Correlation Between Singapore Reinsurance and APPLIED MATERIALS
Can any of the company-specific risk be diversified away by investing in both Singapore Reinsurance and APPLIED MATERIALS at the same time? Although using a correlation coefficient on its own may not help to predict future stock returns, this module helps to understand the diversifiable risk of combining Singapore Reinsurance and APPLIED MATERIALS into the same portfolio, which is an essential part of the fundamental portfolio management process.
By analyzing existing cross correlation between Singapore Reinsurance and APPLIED MATERIALS, you can compare the effects of market volatilities on Singapore Reinsurance and APPLIED MATERIALS and check how they will diversify away market risk if combined in the same portfolio for a given time horizon. You can also utilize pair trading strategies of matching a long position in Singapore Reinsurance with a short position of APPLIED MATERIALS. Check out your portfolio center. Please also check ongoing floating volatility patterns of Singapore Reinsurance and APPLIED MATERIALS.

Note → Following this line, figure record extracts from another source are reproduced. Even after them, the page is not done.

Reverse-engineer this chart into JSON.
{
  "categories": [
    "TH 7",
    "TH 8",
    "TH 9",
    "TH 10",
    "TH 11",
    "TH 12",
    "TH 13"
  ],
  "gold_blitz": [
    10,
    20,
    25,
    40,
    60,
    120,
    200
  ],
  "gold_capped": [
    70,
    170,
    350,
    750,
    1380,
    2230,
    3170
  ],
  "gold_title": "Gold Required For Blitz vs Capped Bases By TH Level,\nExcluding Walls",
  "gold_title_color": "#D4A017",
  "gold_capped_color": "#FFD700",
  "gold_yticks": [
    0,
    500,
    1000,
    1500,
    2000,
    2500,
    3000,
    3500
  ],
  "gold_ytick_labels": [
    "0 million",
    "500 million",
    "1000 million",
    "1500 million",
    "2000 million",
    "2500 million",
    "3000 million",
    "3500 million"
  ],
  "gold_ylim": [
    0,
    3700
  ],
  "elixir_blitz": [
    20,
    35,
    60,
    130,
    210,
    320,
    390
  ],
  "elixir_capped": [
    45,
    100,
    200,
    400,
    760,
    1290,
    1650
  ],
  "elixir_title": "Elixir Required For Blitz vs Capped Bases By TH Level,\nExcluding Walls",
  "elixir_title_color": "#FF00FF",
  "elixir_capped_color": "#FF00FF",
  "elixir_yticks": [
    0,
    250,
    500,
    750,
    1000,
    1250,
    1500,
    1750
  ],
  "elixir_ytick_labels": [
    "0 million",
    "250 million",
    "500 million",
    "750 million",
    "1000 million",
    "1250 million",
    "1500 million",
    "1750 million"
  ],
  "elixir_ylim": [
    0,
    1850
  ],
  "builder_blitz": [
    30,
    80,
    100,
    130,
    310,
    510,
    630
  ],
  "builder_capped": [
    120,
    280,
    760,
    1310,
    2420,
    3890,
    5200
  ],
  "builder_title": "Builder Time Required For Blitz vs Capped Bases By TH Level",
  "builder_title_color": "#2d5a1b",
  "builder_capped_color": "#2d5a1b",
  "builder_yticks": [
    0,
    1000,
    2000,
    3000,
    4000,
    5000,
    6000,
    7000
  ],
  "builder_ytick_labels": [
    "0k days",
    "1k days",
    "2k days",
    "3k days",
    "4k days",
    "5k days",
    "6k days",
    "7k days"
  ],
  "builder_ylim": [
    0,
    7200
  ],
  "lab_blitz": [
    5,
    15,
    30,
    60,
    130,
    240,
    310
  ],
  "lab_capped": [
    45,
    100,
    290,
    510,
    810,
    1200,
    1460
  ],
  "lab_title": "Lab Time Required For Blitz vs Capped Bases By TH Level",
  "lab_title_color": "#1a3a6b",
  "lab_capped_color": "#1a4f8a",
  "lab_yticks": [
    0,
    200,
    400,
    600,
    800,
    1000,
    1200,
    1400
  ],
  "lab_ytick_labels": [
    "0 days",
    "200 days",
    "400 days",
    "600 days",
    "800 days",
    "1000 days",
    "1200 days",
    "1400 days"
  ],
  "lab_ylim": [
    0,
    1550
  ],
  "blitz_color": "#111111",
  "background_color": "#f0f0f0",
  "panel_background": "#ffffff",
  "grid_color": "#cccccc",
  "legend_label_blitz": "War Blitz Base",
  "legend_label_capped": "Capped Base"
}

Diversification Opportunities for Singapore Reinsurance and APPLIED MATERIALS
-0.54 | Correlation Coefficient |
Excellent diversification
The 3 months correlation between Singapore and APPLIED is -0.54. Overlapping area represents the amount of risk that can be diversified away by holding Singapore Reinsurance and APPLIED MATERIALS in the same portfolio, assuming nothing else is changed. The correlation between historical prices or returns on APPLIED MATERIALS and Singapore Reinsurance is a relative statistical measure of the degree to which these equity instruments tend to move together. The correlation coefficient measures the extent to which returns on Singapore Reinsurance are associated (or correlated) with APPLIED MATERIALS. Values of the correlation coefficient range from -1 to +1, where. The correlation of zero (0) is possible when the price movement of APPLIED MATERIALS has no effect on the direction of Singapore Reinsurance i.e., Singapore Reinsurance and APPLIED MATERIALS go up and down completely randomly.
Pair Corralation between Singapore Reinsurance and APPLIED MATERIALS
Assuming the 90 days trading horizon Singapore Reinsurance is expected to generate 0.89 times more return on investment than APPLIED MATERIALS. However, Singapore Reinsurance is 1.13 times less risky than APPLIED MATERIALS. It trades about 0.13 of its potential returns per unit of risk. APPLIED MATERIALS is currently generating about -0.01 per unit of risk. If you would invest 2,840 in Singapore Reinsurance on September 17, 2024 and sell it today you would earn a total of 580.00 from holding Singapore Reinsurance or generate 20.42% return on investment over 90 days.
Time Period | 3 Months [change] |
Direction | Moves Against |
Strength | Very Weak |
Accuracy | 100.0% |
Values | Daily Returns |
Singapore Reinsurance vs. APPLIED MATERIALS
Performance |
Timeline |
Singapore Reinsurance |
APPLIED MATERIALS |
Singapore Reinsurance and APPLIED MATERIALS Volatility Contrast
Predicted Return Density |
Returns |
Pair Trading with Singapore Reinsurance and APPLIED MATERIALS
The main advantage of trading using opposite Singapore Reinsurance and APPLIED MATERIALS positions is that it hedges away some unsystematic risk. Because of two separate transactions, even if Singapore Reinsurance position performs unexpectedly, APPLIED MATERIALS can make up some of the losses. Pair trading also minimizes risk from directional movements in the market. For example, if an entire industry or sector drops because of unexpected headlines, the short position in APPLIED MATERIALS will offset losses from the drop in APPLIED MATERIALS's long position.Singapore Reinsurance vs. Apple Inc | Singapore Reinsurance vs. Apple Inc | Singapore Reinsurance vs. Apple Inc | Singapore Reinsurance vs. Apple Inc |
APPLIED MATERIALS vs. Apple Inc | APPLIED MATERIALS vs. Apple Inc | APPLIED MATERIALS vs. Apple Inc | APPLIED MATERIALS vs. Apple Inc |
Check out your portfolio center.Note that this page's information should be used as a complementary analysis to find the right mix of equity instruments to add to your existing portfolios or create a brand new portfolio. You can also try the Commodity Channel module to use Commodity Channel Index to analyze current equity momentum.